Haru membenturkan punggung Doyoung ke tembok, membuat lelaki itu meringis sakit merasakan punggung ringkih-nya terbentur lapisan kuat. Sedangkan Haru mengambil pakaian di lemari, dan kembali pergi ke arah Doyoung. Tangannya membuka semua yang di pakai lelaki di depannya, tanpa ada pemberontakan dari Doyoung. Lelaki Kim itu hanya diam, bibirnya yang putih pucat, sudah tidak bisa berbicara lagi.

Setelah mengganti pakaian Doyoung, Haru melepaskan pegangannya membuat Doyoung langsung jatuh bersandar ke tembok. Lelaki itu memejamkan mata dengan nafas yang di keluarkan lewat bibirnya yang bergetar kedinginan.

Haru berjongkok di depannya. Tangannya terulur, memegang dagu Doyoung dan membawa lelaki itu agar menatapnya. "Kau ingin selimut atau pelukanku?"

Dengan bibir bergetar, juga mata sayu, Doyoung menjawab, "Aku ingin.. pelukan.."

Grep

"Dasar. Tau saja mana yang lebih menghangatkan." Haru terkekeh sinis, dengan tangannya yang melingkar di tengkuk Doyoung, telapak tangannya memegang bahu. Membawa kepala lelaki itu agar bersandar di bahunya.

Doyoung memejamkan matanya yang lelah. Bibirnya mengukir senyuman tipis― tak terlihat. "Terima kas-sih.."

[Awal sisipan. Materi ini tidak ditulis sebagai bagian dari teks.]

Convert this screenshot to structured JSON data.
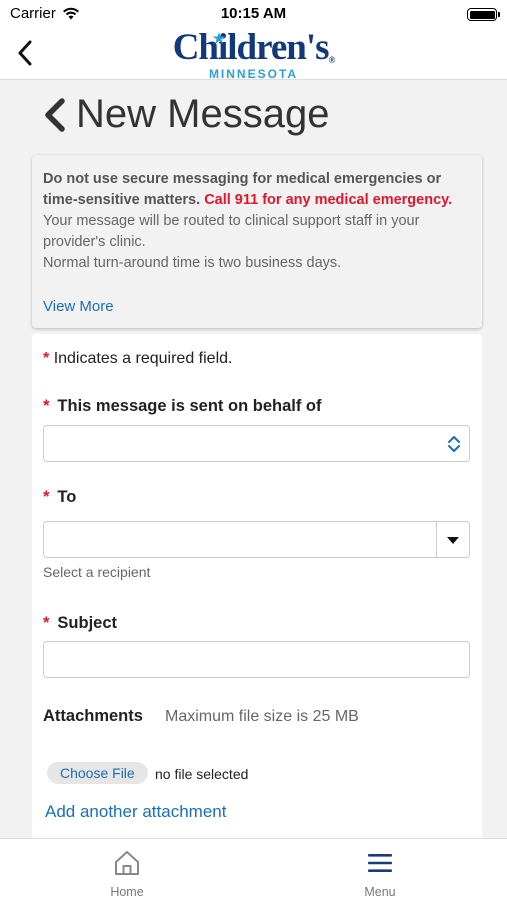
{
  "status_bar": {
    "carrier": "Carrier",
    "time": "10:15 AM"
  },
  "header": {
    "logo_main": "Children's",
    "logo_registered": "®",
    "logo_sub": "MINNESOTA"
  },
  "page": {
    "title": "New Message"
  },
  "notice": {
    "bold_text": "Do not use secure messaging for medical emergencies or time-sensitive matters.",
    "emergency_text": "Call 911 for any medical emergency.",
    "routing_text": "Your message will be routed to clinical support staff in your provider's clinic.",
    "turnaround_text": "Normal turn-around time is two business days.",
    "view_more": "View More"
  },
  "form": {
    "required_star": "*",
    "required_note": "Indicates a required field.",
    "behalf_label": "This message is sent on behalf of",
    "behalf_value": "",
    "to_label": "To",
    "to_value": "",
    "to_hint": "Select a recipient",
    "subject_label": "Subject",
    "subject_value": "",
    "attachments_label": "Attachments",
    "attachments_hint": "Maximum file size is 25 MB",
    "choose_file": "Choose File",
    "no_file": "no file selected",
    "add_attachment": "Add another attachment"
  },
  "tab_bar": {
    "home_label": "Home",
    "menu_label": "Menu"
  },
  "colors": {
    "brand_navy": "#123a7a",
    "brand_light_blue": "#2a9fd8",
    "link_blue": "#1b6fb3",
    "emergency_red": "#e0162b"
  }
}
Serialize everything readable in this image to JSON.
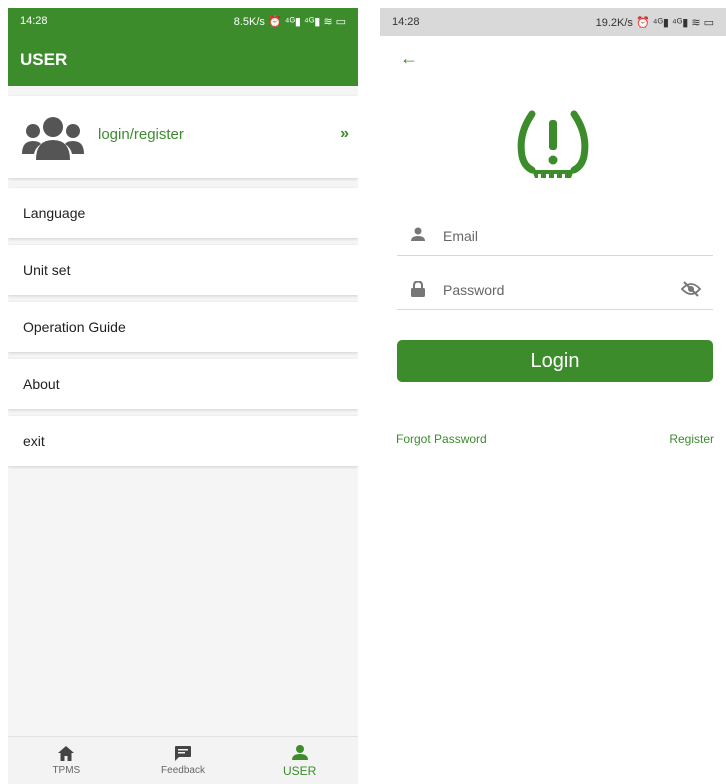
{
  "colors": {
    "primary": "#3c8c2c",
    "status_bar_right": "#d9d9d9",
    "background_left": "#f5f5f5"
  },
  "left": {
    "status_bar": {
      "time": "14:28",
      "info": "8.5K/s ⏰ ⁴ᴳ▮ ⁴ᴳ▮ ≋ ▭"
    },
    "appbar_title": "USER",
    "profile": {
      "avatar_icon": "group-icon",
      "label": "login/register",
      "chevron": "»"
    },
    "menu": [
      {
        "label": "Language"
      },
      {
        "label": "Unit set"
      },
      {
        "label": "Operation Guide"
      },
      {
        "label": "About"
      },
      {
        "label": "exit"
      }
    ],
    "bottom_nav": [
      {
        "label": "TPMS",
        "icon": "home-icon"
      },
      {
        "label": "Feedback",
        "icon": "feedback-icon"
      },
      {
        "label": "USER",
        "icon": "person-icon",
        "active": true
      }
    ]
  },
  "right": {
    "status_bar": {
      "time": "14:28",
      "info": "19.2K/s ⏰ ⁴ᴳ▮ ⁴ᴳ▮ ≋ ▭"
    },
    "back_icon": "←",
    "logo_icon": "tpms-warning-icon",
    "email": {
      "placeholder": "Email",
      "value": ""
    },
    "password": {
      "placeholder": "Password",
      "value": ""
    },
    "login_button": "Login",
    "forgot_password": "Forgot Password",
    "register": "Register"
  }
}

Haru hanya tersenyum sinis, "Hanya kau yang berterima kasih pada Iblis." Kemudian Haru merunduk, menatap lelaki itu dengan tatapan datar namun dalam. Tangannya terulur, mengusak poni Doyoung dengan jari. "Seandainya aku seorang manusia, aku akan mencintaimu." Lagi..

***

Di dalam gedung tua, Hoon-Ji dan yang lain berkumpul. Senior Park itu duduk di atas meja, dengan Vape di tangannya. Dia menghisap kemudian menyembulkan asap ke udara dengan mata terpejam menikmati.

"Katakan."

Hyun-Su mengangguk. "Jeong-Han, kekasihmu, Ying Cuan―"

"Aku akan mengurusnya Hyung." Sela Jeong-Han dengan wajah datar dan dingin. "Senior tenang saja, aku akan membuat dia tidak akan lagi berani dekat dengan sialan itu."

Hoon-Ji tertawa, menatap Jeong-Han humor. "Aku suka dengan kepercayaan dirimu, Woo Jeong-Han." Lelaki itu turun dari meja, berjalan menghampiri Jeong-Han  kemudian melemparkan Vape itu ke wajah Jeong-Han dengan wajah dingin dan marah. "Tapi kau tidak sebanding dengan Ying Cuan."

Bungkam, tidak ada yang berbicara di dalam gedung itu. Mereka semua kompak mengingat kejadian dulu, yang mengakibatkan senior mereka, Park Hoon-Ji, memutuskan tali persaudaraan dengan Ying Cuan.

"Adik-ku, tidak sebodoh yang kau fikir, Woo Jeong-Han." Desis Hoon-Ji dengan tangan terkepal.